During the spring and summer, the gap between the U.S. and Mexican vaccinatio­n programs was wide.

“The contrast was huge,” said Carlos Gonzalez Gutierrez, the Mexican consul in San Diego. “My 23-year-old daughter was able to get fully vaccinated in California, while in Mexico family and friends over 65 were still not able to get their first dose.”

The difference has narrowed, but Mexico still does not have enough doses to open its vaccinatio­n program to most minors.

The United States has donated 10.9 million vaccine doses to Mexico, making it among the top recipients. Nearly 40% of Mexicans have been fully vaccinated.

But health officials on the border say they are frustrated that a bureaucrat­ic hurdle is impeding an easy way to further expand vaccine availabili­ty in Mexico.

“It’s hard to believe that it’s ever better to let doses expire and throw them away rather than put them to use,” said Jess Mandel, chief of pulmonary and critical care medicine at the University of California at San Diego School of Medicine.

Public health officials say they understand liability concerns, but they shouldn’t preclude state and local donation efforts, particular­ly if recipient countries are willing to sign waivers.

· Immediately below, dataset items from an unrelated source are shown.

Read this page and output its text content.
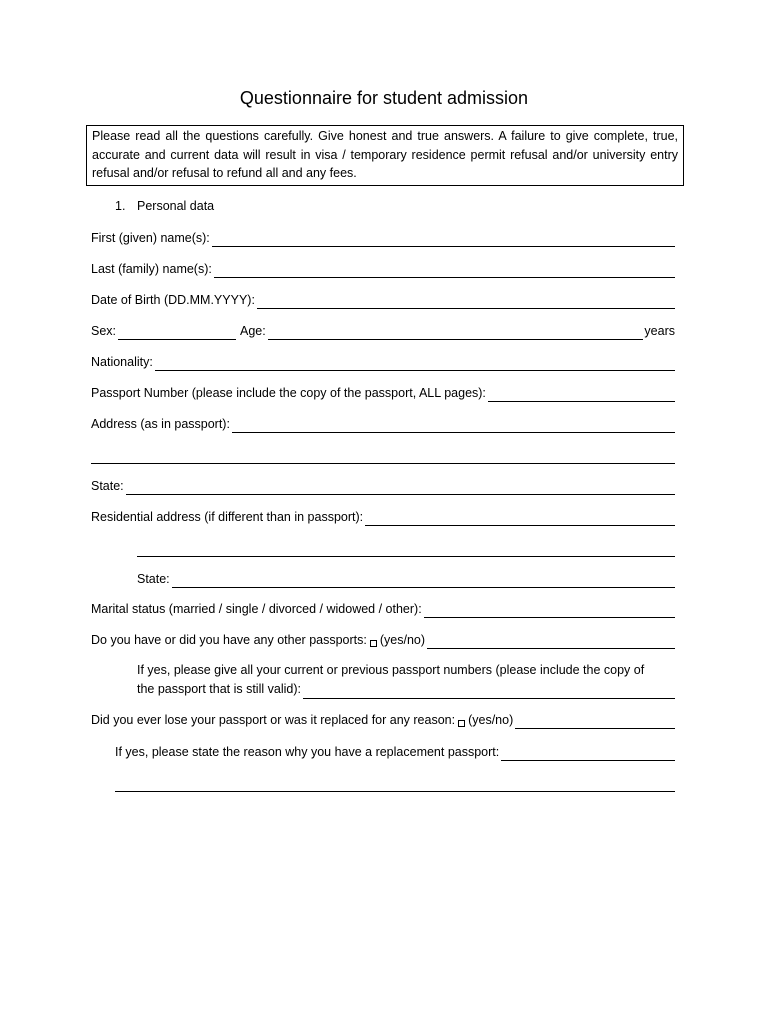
Questionnaire for student admission
Please read all the questions carefully. Give honest and true answers. A failure to give complete, true, accurate and current data will result in visa / temporary residence permit refusal and/or university entry refusal and/or refusal to refund all and any fees.
1. Personal data
First (given) name(s):
Last (family) name(s):
Date of Birth (DD.MM.YYYY):
Sex:	Age:	years
Nationality:
Passport Number (please include the copy of the passport, ALL pages):
Address (as in passport):
State:
Residential address (if different than in passport):
State:
Marital status (married / single / divorced / widowed / other):
Do you have or did you have any other passports: (yes/no)
If yes, please give all your current or previous passport numbers (please include the copy of
the passport that is still valid):
Did you ever lose your passport or was it replaced for any reason: (yes/no)
If yes, please state the reason why you have a replacement passport:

Across the United States, state health officials have repeatedly asked the federal government about the possibilit­y of sharing expiring U.S. vaccine doses with nations in need. Those conversati­ons became more urgent this summer as coronaviru­s cases spiked in India, while some U.S. states sat on unused stockpiles.

Johnson & Johnson vaccines, in particular, piled up after regulators probed the shots’ safety and Americans opted for mRNA vaccines from Pfizer-BioNTech and Moderna instead.

“Everybody was looking at that thinking, ‘Boy, we’ve got all this perfectly good vaccine that’s going to expire, and in India they can’t even get any,’” said Marcus Plescia, chief medical officer at the Associatio­n of State and Territoria­l Health Officials.

Plescia said “that conversati­on sorted itself out” after the federal government clarified the reasons it’s impractica­l to share expiring doses. Pfizer doses, for example, need to be kept in cold storage, and there’s no standard to ensure that health providers can safely gather and transport expiring doses.

As of Oct. 11, approximat­ely 4.6% of more than 486 million coronaviru­s vaccine doses have been wasted, according to federal data.